The following are some comments that are intended to be constructive and to help the authors strengthen the manuscript, ensuring it meets NHESS standards and realises its potential contribution.
1. Define all new terms (e.g., IV, CF, FR, SVM, and others) when they first appear in the text, including in the abstract.
2. Why is it necessary to develop a hazard warning system for typhoon-induced landslides in this specific area? Provide a stronger justification. At present, the manuscript only discusses methodological limitations in the introduction. The research gap is unclear, and the rationale for conducting this work specifically in Zixing City is insufficient.
3. The manuscript sometimes uses the term “typhoon-specific hazard monitoring systems” and other times “typhoon rainfall-induced landslide hazard warning system”. It would be better to use consistent terminology throughout. I suggest adopting “typhoon-specific rainfall-induced landslide monitoring systems”, as this best reflects the study’s main objective and reduces confusion for the reader.
4. Provide more information about the study area, including its geographical, geophysical, geological, and hydrological characteristics.
5. Add the units of the factors shown in Figures 2a and 2b.
6. In the text, the authors state that they used 705 landslide points, but Figure 3 (the framework flowchart) refers to 645. Please clarify this inconsistency.
7. There are many machine learning models available for classification tasks. Why did you choose SVM and LightGBM over others? Please justify this choice.
8. Clarify the mechanism for assigning D7 (or other designations) to each landslide point. Specifically, explain how each of the >700 landslide points was linked to one of the 12 rain gauge stations.
9. Provide detailed explanations of all factors with significant results in Table 2. The current explanations are not sufficient.
10. Include the statistical results of the multicollinearity test in the appendix (or supplementary material), and reference them in the main text.
11. Explain how you normalised the resolution of the different factor maps. Since the primary data have different scales, all layers must be resampled to the same resolution to create the susceptibility map.
12. Adjust the font size in Figures 4, 5, and 6. At present, the text appears disproportionately large compared to the maps.
13. Present the AUC values in separate columns for training and testing in Table 3.
14. Avoid the use of unnecessary em dashes (—) throughout the text.
15. Ensure consistency across figures. For example, in Figure 6, landslide points are shown only on the first two maps (SVM and LightGBM), whereas in Figure 7, they are shown on all maps. Standardise this approach.
16. Adjust the sizes of the maps in Figure 8 so that all are presented at the same scale.

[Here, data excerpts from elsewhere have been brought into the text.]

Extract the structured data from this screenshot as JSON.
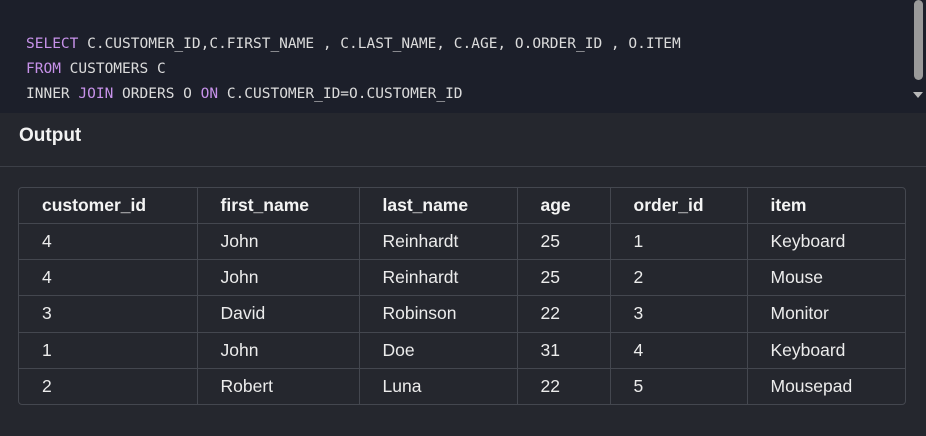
{
  "editor": {
    "lines": [
      [
        {
          "text": "SELECT",
          "kw": true
        },
        {
          "text": " C.CUSTOMER_ID,C.FIRST_NAME , C.LAST_NAME, C.AGE, O.ORDER_ID , O.ITEM",
          "kw": false
        }
      ],
      [
        {
          "text": "FROM",
          "kw": true
        },
        {
          "text": " CUSTOMERS C",
          "kw": false
        }
      ],
      [
        {
          "text": "INNER ",
          "kw": false
        },
        {
          "text": "JOIN",
          "kw": true
        },
        {
          "text": " ORDERS O ",
          "kw": false
        },
        {
          "text": "ON",
          "kw": true
        },
        {
          "text": " C.CUSTOMER_ID=O.CUSTOMER_ID",
          "kw": false
        }
      ]
    ],
    "colors": {
      "keyword": "#c792ea",
      "text": "#dcdcdc",
      "background": "#1c1f2a"
    }
  },
  "output": {
    "title": "Output",
    "columns": [
      "customer_id",
      "first_name",
      "last_name",
      "age",
      "order_id",
      "item"
    ],
    "rows": [
      [
        "4",
        "John",
        "Reinhardt",
        "25",
        "1",
        "Keyboard"
      ],
      [
        "4",
        "John",
        "Reinhardt",
        "25",
        "2",
        "Mouse"
      ],
      [
        "3",
        "David",
        "Robinson",
        "22",
        "3",
        "Monitor"
      ],
      [
        "1",
        "John",
        "Doe",
        "31",
        "4",
        "Keyboard"
      ],
      [
        "2",
        "Robert",
        "Luna",
        "22",
        "5",
        "Mousepad"
      ]
    ]
  }
}
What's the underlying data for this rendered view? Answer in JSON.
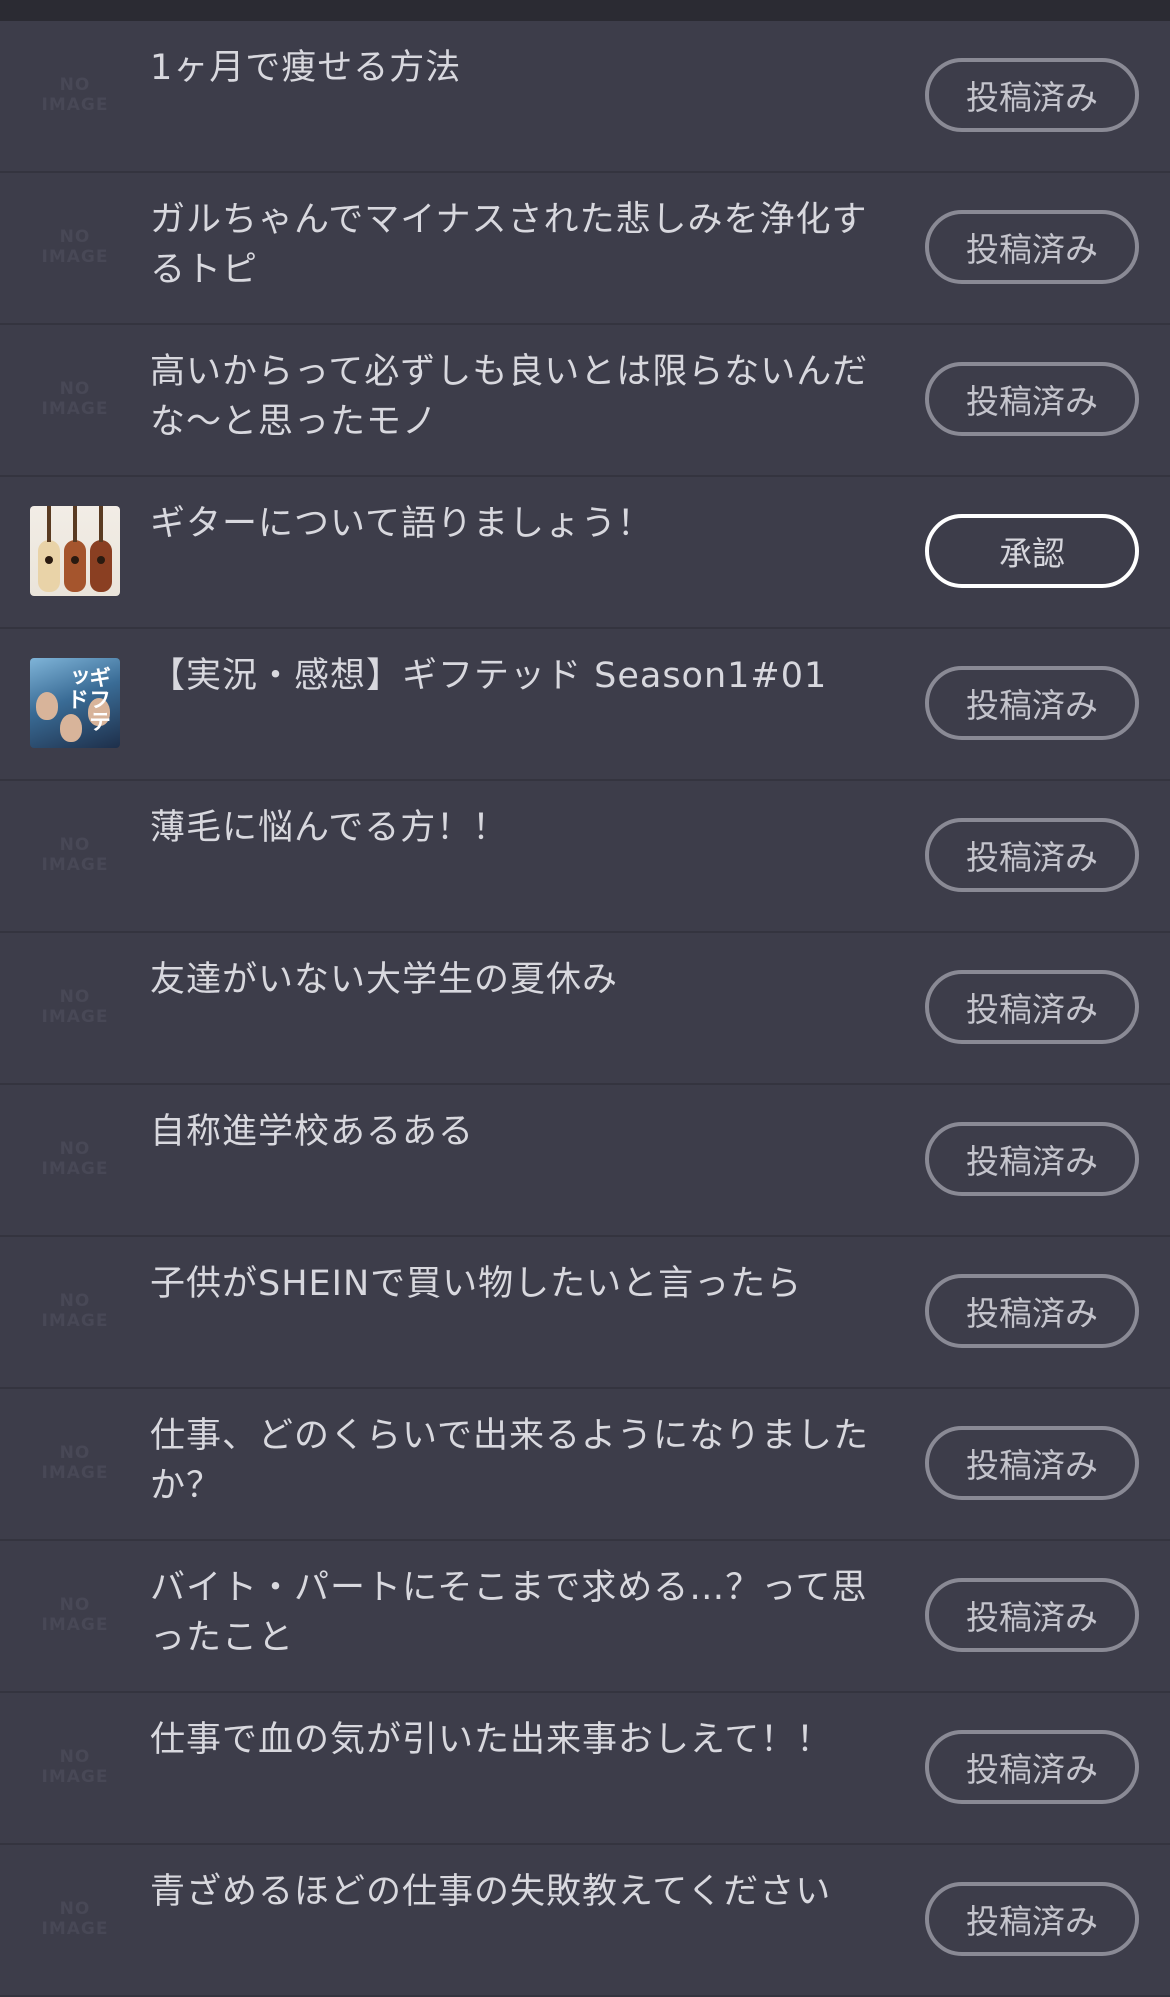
{
  "posted_label": "投稿済み",
  "approve_label": "承認",
  "no_image_label": [
    "NO",
    "IMAGE"
  ],
  "items": [
    {
      "title": "1ヶ月で痩せる方法",
      "thumb": "none",
      "status": "投稿済み"
    },
    {
      "title": "ガルちゃんでマイナスされた悲しみを浄化するトピ",
      "thumb": "none",
      "status": "投稿済み"
    },
    {
      "title": "高いからって必ずしも良いとは限らないんだな〜と思ったモノ",
      "thumb": "none",
      "status": "投稿済み"
    },
    {
      "title": "ギターについて語りましょう！",
      "thumb": "guitar",
      "status": "承認"
    },
    {
      "title": "【実況・感想】ギフテッド Season1#01",
      "thumb": "drama",
      "status": "投稿済み",
      "thumb_text": "ギフテッド"
    },
    {
      "title": "薄毛に悩んでる方！！",
      "thumb": "none",
      "status": "投稿済み"
    },
    {
      "title": "友達がいない大学生の夏休み",
      "thumb": "none",
      "status": "投稿済み"
    },
    {
      "title": "自称進学校あるある",
      "thumb": "none",
      "status": "投稿済み"
    },
    {
      "title": "子供がSHEINで買い物したいと言ったら",
      "thumb": "none",
      "status": "投稿済み"
    },
    {
      "title": "仕事、どのくらいで出来るようになりましたか？",
      "thumb": "none",
      "status": "投稿済み"
    },
    {
      "title": "バイト・パートにそこまで求める…？って思ったこと",
      "thumb": "none",
      "status": "投稿済み"
    },
    {
      "title": "仕事で血の気が引いた出来事おしえて！！",
      "thumb": "none",
      "status": "投稿済み"
    },
    {
      "title": "青ざめるほどの仕事の失敗教えてください",
      "thumb": "none",
      "status": "投稿済み"
    }
  ],
  "colors": {
    "background": "#3d3d4a",
    "topbar": "#2b2b33",
    "text": "#d8d8de",
    "button_border": "#8a8a95",
    "approve_border": "#ffffff"
  }
}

17. Why do you describe the final product as a monitoring system? Will it be hosted online for interactive use? If not, it is more accurate to describe it as a hazard zonation map. At times, you also refer to it as a framework. Please avoid such inconsistencies.
18. Consider evaluating the performance of the warning zonation maps (Figures 8d and 8e).

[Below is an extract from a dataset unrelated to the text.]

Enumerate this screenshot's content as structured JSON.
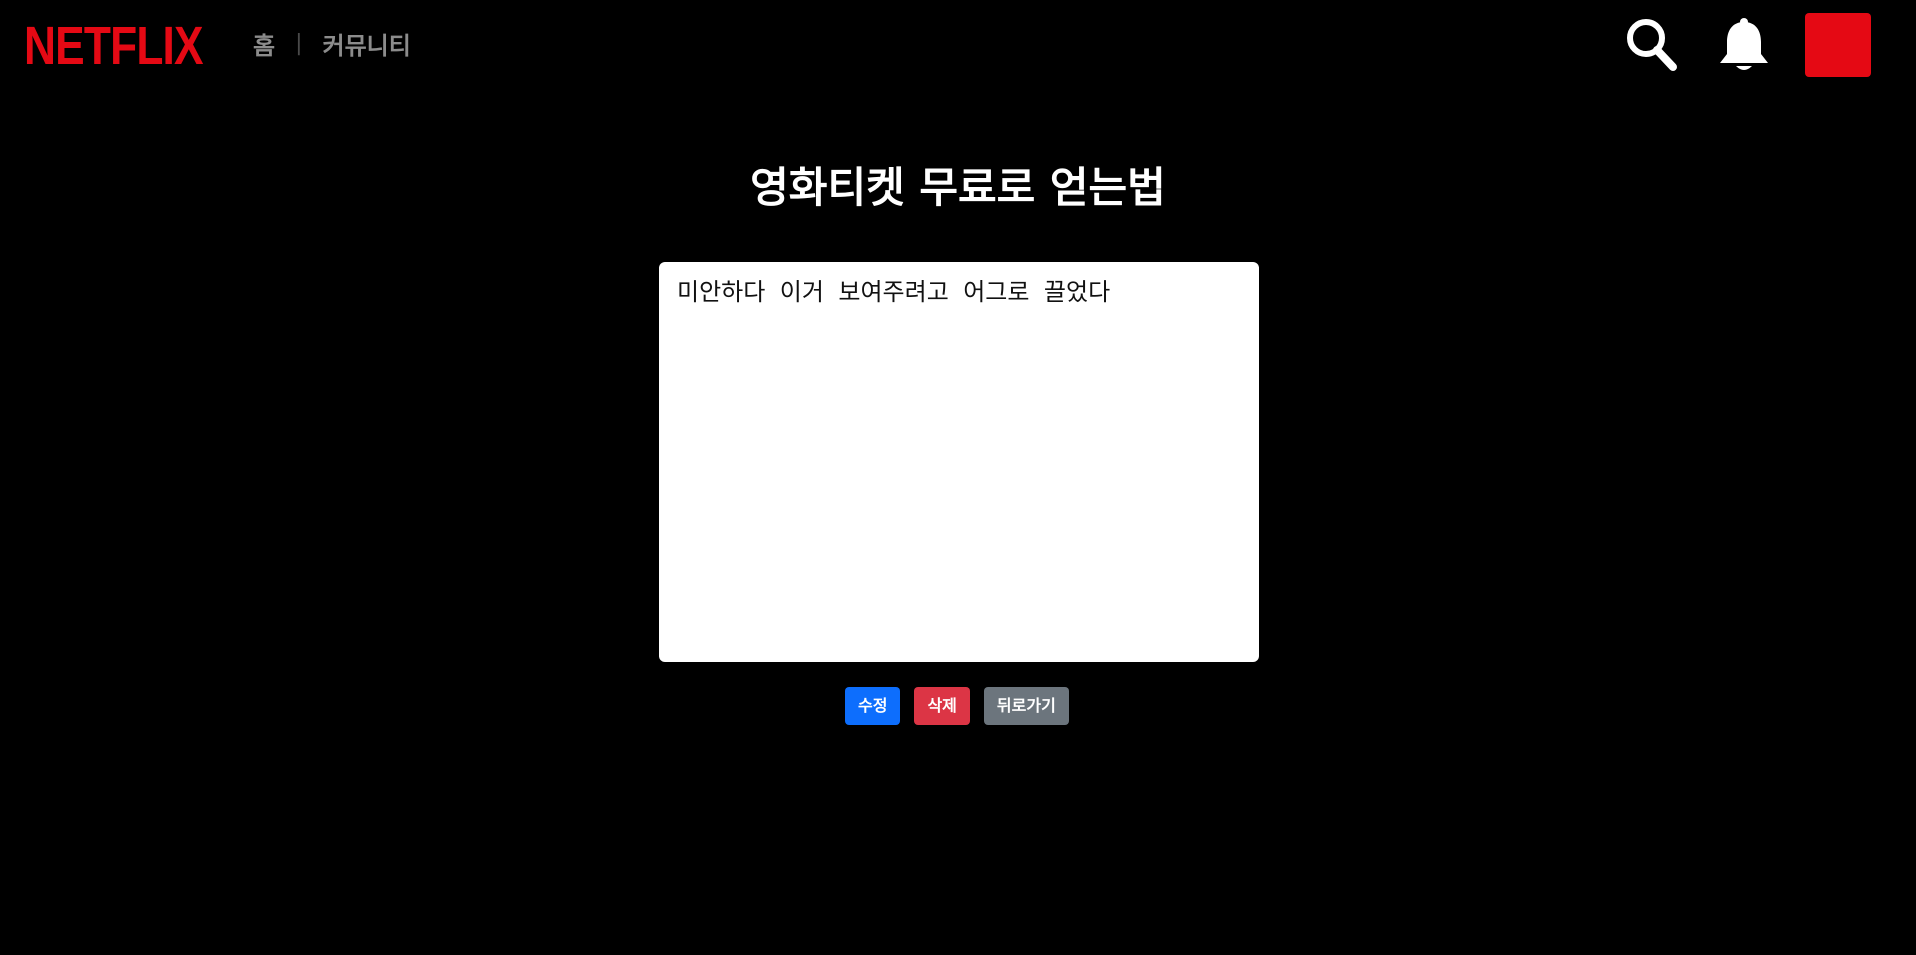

19. In the discussion, you state that the system “can identify regions where slopes are already saturated due to pre-typhoon rainfall and are thus highly susceptible to failure during the typhoon’s high-intensity rainfall phase.” How does it achieve this? Is the system dynamic? The manuscript provides no evidence of using dynamic data; all analyses appear to rely on static datasets. Please clarify.
20. The manuscript lacks a sufficiently scholarly discussion. Strengthen the reasoning behind your findings by incorporating more relevant references.